Saturday, October 19, 2013

Christine Jones: choosing the wrong role models?

Say what you want about Arizona politics (and try not to guffaw...or weep...or both...when speaking about AZ politics), this state doesn't seem to have a problem with electing women.

For example, four out of our last five governors have been women - Rose Mofford, Jane Hull, Janet Napolitano, and Jan Brewer.

Another example - two out of our nine members of Congress (and two out of our five Democratic representatives) are women - Ann Kirkpatrick and Kyrsten Sinema.

Women who are running for office here have some great role models to follow, if they choose to take their inspiration from other women who have been candidates or office holders.

Some of the female officeholders/candidates in this state have been outstanding examples for anyone to follow, regardless of partisan identification or gender -

Before she was the victim of an attempted assassination by a shooter who went on to kill six and wound 12 other people, former congresswoman Gabrielle Giffords was highly-respected, well-liked, and expected to move on to bigger and better things.

In addition, word was that whenever she met with the Republican leadership of the Arizona legislature, former governor Janet Napolitano was usually the smartest person in the room.  And when she wasn't, anybody in the room that was smarter than her was there working for her.

Both were and are known for their intelligence, professionalism, work ethic, and desire to actually achieve solutions to problems and not for just grandstanding.

In short, they have been among the best public servants in America, not just Arizona.

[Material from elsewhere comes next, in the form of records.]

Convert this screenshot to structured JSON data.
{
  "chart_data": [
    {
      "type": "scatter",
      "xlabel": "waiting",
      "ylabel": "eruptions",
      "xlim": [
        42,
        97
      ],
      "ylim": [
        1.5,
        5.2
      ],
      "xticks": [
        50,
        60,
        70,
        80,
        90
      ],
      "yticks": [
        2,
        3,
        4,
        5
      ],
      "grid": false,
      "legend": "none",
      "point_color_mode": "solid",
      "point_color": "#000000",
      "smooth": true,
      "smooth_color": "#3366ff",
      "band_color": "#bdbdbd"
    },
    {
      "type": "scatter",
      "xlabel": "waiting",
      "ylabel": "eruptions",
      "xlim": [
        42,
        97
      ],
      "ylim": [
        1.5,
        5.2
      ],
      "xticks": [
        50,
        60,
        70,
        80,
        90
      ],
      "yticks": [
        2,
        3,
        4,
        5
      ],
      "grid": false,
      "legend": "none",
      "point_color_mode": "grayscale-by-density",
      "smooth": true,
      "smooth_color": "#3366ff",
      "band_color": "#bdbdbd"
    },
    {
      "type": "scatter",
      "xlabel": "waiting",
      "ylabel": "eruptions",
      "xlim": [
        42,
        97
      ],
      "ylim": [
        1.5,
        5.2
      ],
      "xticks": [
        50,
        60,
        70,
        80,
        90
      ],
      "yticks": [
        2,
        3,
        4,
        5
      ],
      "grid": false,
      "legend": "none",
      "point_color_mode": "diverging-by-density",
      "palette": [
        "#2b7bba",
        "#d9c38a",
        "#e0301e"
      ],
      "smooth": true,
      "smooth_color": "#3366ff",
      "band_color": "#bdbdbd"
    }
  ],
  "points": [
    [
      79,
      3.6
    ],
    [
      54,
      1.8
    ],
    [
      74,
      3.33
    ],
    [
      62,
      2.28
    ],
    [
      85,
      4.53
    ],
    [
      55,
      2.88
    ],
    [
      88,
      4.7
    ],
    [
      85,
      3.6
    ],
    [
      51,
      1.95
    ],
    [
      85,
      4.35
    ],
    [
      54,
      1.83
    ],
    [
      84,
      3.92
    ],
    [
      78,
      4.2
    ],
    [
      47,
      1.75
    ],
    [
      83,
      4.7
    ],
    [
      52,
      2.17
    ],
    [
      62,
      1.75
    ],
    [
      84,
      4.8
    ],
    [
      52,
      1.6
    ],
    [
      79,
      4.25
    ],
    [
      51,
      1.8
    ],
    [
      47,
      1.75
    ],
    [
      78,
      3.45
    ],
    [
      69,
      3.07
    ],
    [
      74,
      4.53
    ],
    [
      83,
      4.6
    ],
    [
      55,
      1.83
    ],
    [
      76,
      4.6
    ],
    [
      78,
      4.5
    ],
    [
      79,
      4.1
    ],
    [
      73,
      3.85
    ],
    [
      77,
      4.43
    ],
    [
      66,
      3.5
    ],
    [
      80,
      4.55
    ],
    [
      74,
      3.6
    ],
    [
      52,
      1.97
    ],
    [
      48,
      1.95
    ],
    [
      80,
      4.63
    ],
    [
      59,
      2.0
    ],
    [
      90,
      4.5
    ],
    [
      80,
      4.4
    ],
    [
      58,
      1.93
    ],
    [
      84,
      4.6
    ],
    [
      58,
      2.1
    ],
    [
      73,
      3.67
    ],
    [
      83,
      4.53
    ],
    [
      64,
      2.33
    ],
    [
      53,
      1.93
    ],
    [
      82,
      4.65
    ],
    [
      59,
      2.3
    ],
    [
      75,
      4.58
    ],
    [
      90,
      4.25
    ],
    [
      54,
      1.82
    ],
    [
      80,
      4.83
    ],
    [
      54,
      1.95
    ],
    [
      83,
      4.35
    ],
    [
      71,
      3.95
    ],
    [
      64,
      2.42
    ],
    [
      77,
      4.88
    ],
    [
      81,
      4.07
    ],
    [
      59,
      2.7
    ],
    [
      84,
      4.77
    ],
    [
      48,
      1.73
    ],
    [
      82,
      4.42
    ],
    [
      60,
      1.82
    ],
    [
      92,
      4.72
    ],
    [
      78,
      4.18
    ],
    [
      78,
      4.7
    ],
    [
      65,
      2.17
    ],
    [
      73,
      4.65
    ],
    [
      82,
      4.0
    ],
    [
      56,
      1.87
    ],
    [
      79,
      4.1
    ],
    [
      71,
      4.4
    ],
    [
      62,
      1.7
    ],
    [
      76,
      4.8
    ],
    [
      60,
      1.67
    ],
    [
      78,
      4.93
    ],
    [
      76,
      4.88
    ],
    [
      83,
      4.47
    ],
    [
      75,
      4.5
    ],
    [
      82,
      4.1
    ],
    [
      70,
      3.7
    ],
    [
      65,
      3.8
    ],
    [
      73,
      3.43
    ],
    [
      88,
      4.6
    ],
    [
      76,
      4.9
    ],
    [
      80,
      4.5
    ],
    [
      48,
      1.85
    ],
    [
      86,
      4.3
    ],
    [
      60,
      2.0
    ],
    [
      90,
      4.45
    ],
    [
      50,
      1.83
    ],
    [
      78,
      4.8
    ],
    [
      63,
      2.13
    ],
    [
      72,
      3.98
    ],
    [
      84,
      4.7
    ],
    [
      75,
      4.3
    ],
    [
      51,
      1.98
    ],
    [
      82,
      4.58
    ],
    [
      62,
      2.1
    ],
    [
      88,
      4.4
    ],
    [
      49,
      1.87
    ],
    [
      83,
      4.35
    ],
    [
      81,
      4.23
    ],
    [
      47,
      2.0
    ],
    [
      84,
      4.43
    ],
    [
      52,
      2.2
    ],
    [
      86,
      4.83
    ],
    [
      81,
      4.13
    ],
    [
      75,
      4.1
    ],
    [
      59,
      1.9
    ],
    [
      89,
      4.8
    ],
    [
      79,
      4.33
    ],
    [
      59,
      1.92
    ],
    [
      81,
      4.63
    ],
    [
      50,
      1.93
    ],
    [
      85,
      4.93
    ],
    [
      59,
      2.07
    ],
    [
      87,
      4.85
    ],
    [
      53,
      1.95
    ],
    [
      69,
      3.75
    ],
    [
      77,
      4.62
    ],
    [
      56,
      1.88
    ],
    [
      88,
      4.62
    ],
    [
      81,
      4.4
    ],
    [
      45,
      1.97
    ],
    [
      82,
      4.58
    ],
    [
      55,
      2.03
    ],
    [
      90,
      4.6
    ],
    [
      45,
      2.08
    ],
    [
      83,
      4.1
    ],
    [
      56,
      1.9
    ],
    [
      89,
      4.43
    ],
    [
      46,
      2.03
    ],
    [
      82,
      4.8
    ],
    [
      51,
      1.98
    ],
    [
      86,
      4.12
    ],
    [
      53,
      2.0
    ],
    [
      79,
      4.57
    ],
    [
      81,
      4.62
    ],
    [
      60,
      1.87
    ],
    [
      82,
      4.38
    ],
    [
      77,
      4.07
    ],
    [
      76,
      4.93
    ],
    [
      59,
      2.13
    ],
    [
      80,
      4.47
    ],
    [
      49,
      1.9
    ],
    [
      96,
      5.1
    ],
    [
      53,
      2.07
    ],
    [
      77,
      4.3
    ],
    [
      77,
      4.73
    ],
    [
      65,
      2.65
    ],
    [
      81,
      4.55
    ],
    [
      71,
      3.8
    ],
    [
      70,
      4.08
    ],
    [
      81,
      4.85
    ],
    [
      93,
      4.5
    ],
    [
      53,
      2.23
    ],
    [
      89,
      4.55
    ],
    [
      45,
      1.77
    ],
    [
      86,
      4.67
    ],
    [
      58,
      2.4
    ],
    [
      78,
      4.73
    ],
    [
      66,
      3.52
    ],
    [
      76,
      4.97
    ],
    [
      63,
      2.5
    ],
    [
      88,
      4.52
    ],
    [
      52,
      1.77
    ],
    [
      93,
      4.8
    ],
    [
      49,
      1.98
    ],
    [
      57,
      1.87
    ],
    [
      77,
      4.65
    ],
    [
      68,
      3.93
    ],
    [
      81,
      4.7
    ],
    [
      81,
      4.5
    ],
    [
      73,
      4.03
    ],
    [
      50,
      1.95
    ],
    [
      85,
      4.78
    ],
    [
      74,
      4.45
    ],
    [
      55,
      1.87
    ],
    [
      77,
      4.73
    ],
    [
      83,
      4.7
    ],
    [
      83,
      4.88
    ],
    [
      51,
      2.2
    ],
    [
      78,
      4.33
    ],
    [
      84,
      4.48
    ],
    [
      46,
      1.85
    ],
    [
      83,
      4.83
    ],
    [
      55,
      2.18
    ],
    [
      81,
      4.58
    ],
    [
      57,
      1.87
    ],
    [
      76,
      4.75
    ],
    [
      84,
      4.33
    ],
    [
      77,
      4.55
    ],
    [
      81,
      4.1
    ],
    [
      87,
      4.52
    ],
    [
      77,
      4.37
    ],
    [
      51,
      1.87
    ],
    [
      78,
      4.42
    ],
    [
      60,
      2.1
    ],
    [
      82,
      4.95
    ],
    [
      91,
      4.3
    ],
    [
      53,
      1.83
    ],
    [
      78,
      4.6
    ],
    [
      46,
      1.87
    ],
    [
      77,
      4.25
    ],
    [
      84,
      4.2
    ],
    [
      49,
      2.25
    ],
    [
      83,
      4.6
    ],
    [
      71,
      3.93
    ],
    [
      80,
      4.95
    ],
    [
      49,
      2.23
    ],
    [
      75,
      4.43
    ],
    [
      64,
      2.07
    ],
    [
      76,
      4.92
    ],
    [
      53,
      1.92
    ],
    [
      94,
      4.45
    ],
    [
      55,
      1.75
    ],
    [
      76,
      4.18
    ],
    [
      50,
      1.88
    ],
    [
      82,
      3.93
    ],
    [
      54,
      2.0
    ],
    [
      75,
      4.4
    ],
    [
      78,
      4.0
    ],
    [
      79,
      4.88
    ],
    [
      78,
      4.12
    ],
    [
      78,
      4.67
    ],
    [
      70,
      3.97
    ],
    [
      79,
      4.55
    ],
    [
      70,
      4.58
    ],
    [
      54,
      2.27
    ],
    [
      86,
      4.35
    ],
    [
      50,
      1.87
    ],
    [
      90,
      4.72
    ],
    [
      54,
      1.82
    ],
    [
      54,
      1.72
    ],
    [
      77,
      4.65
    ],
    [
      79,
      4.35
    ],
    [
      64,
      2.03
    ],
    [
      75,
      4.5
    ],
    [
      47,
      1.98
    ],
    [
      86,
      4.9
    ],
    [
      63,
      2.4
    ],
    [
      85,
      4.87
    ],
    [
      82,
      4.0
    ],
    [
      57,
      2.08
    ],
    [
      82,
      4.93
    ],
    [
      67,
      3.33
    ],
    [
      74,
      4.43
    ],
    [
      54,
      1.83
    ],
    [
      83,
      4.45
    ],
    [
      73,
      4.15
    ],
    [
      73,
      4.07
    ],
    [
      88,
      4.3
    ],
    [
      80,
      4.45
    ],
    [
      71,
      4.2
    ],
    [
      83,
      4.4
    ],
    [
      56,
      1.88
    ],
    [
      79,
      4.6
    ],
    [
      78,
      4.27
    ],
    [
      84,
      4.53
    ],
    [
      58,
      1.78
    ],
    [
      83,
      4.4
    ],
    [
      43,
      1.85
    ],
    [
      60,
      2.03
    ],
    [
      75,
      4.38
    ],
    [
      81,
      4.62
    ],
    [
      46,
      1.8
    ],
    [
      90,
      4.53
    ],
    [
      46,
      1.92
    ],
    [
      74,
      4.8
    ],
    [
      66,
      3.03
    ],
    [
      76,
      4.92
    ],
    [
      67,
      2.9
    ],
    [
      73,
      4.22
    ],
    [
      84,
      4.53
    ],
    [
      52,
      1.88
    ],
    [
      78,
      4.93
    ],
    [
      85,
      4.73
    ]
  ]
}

Unfortunately, the willingness of the Arizona electorate to elect female candidates has also supplied evidence that there are women who are as unfit for office as some of the men who win elections here -

Governor Jan "Brain Freeze" Brewer ("Headless Bodies" would have worked here, too), former state senator Lori "Quickdraw" Klein (would have gone with "Thinks Bigoted And Ignorant Stereotypes Should Serve As The Foundation Of Public Discourse And Policy", but that is too long to serve as a nickname :) ), and State Representative Brenda "Foot in Mouth" Barton are no better than Maricopa County Sheriff Joe "Federal court ruling? Who cares?!?" Arpaio, former state senate president Russell "Never Met A Brown Person He Didn't Want To Deport" Pearce, and former state senator Frank "Don't Make Me Mad" Antenori.

They all have brought, or are still bringing, great amounts of ridicule upon Arizona.

Now, 2014 Republican gubernatorial candidate Christine Jones has staked out her campaign path, and it appears that she is patterning herself after the crowd that merits ridicule, not respect.

She recently appeared at a fundraiser for the aforementioned Arpaio (video courtesy KTVK) -

Once you get past her pseudo-standup comedy part of her time on stage, she gets into the "ignorant" part.

Starting at the 3:35 point in the video, she starts talking about some of the good things that Arpaio does that no one really knows about.

Like leaving water for immigrants crossing the Rio Grande to come into Arizona.

Like having Hispanic people as half of his MCSO staff.


A. The Rio Grande River forms part of the border between *Texas* and Mexico, not Arizona and Mexico*.

B. The MCSO itself states that 23% of its employees are Hispanic.  Not even close to 50%.

* - Courtesy U of A, a map of rivers in AZ (note the lack of a river along the border with Mexico, much less one named "Rio Grande") -

And then, she serenades Arpaio (starting at approximately the 5:10 point in the video, ending at approximately the 8:48 mark).

In terms of quality, it wasn't "bad".  It went on way too long, but otherwise, well, it wasn't Mitt Romney singing "America The Beautiful".  In other words, it wasn't painful to watch.

However, in terms of "image", it doesn't exactly say "serious candidate here" either.

On the other hand, at least she didn't try to do an impression of Marilyn Monroe serenading JFK for his birthday in 1962.

Which was fine for the time period and subtext (the JFK/Monroe relationship) in 1962 (I suppose; it was kind of before my time), but would have brought a whole new level of "creepy" to the Arpaio event.